While investment in the £39 billion NPR scheme would be focused outside Cumbria, its backers have argued that it would boost capacity and connectivity in the county. 

Meanwhile, any HS2 link to Cumbria would fall in the third phase of work, with Cumbria Chamber of Commerce leading the charge for stops to be established at Carlisle, Penrith and Oxenholme Lake District. At present there are no HS2 stops earmarked for the county.

But both the Northern Powerhouse Partnership and CBI have welcomed the new Government consultation as a sign of a commitment to delivering the two rail projects following recent speculation they may not happen.

CBI North West regional director Damian Waters said: “The new consultation, announced today in Parliament, is a massive opportunity for the North and one we must grasp with both hands.  

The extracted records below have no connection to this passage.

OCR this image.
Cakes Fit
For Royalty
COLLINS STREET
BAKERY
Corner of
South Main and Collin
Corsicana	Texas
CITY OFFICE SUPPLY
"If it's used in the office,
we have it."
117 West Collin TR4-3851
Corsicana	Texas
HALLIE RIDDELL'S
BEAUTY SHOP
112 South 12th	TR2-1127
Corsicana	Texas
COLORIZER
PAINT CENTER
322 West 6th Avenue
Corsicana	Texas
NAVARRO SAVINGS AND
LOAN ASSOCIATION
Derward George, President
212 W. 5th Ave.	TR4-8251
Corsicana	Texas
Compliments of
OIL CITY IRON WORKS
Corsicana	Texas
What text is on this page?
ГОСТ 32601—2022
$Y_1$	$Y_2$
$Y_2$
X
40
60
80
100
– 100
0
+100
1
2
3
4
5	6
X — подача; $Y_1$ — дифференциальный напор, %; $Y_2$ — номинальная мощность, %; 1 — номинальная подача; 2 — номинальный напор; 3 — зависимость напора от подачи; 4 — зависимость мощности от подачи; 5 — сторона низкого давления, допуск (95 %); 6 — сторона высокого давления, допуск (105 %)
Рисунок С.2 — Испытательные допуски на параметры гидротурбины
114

“Linking up HS2 and the Northern Powerhouse will unlock a series of connections knitting together Manchester, Liverpool and London to a high-quality transport network fit for the 21st century. 
“Behind these maps and documents is the chance to create hundreds of thousands of jobs and bring new opportunities to our communities. 
“The stark reality is that no other scheme or investment can deliver the jobs, growth or regeneration benefits of HS2.
“If we are to regenerate our local economies, we must move forward with both HS2 and Northern Powerhouse Rail.”

Henri Murison, Director of Northern Powerhouse Partnership described the potential HS2 and NPR links as a “significant landmark”

“HS2 and Northern Powerhouse Rail are designed to be developed and built alongside one another,” he said.

“They will have the greatest economic impact together because there are multiplier benefits to having improved north south and east west links being delivered by 2032 in full – Northern Powerhouse Partnership’s recommended timescale.”

The latest development comes as controversy continues to surround HS2.

Former CBI director general and Government trade minister, Lord Digby Jones told an event in London that HS2 should be built “at any cost” although he does not support the route, which he claims “rapes” some of the UK’s most beautiful countryside.

Lord Jones – previously a regular visitor to Cumbria who officially opened the University of Cumbria's Rural Growth Hub in 2014 – told the Richardson's Black Country business event at The Hawthorns: “In 100 years time no one will remember what it cost”.

The cost of the project has been the main bone of contention with those opposed to it. 

Last month the Taxpayers’ Alliance called for HS2 to be scrapped, claiming its £52bn budget would be better spent on local rail links. 

Meanwhile, an influential House of Lord’s committee called for funding for NPR and the northern reaches of HS2 to be ringfenced amid fears that Government funding was in danger of running dry.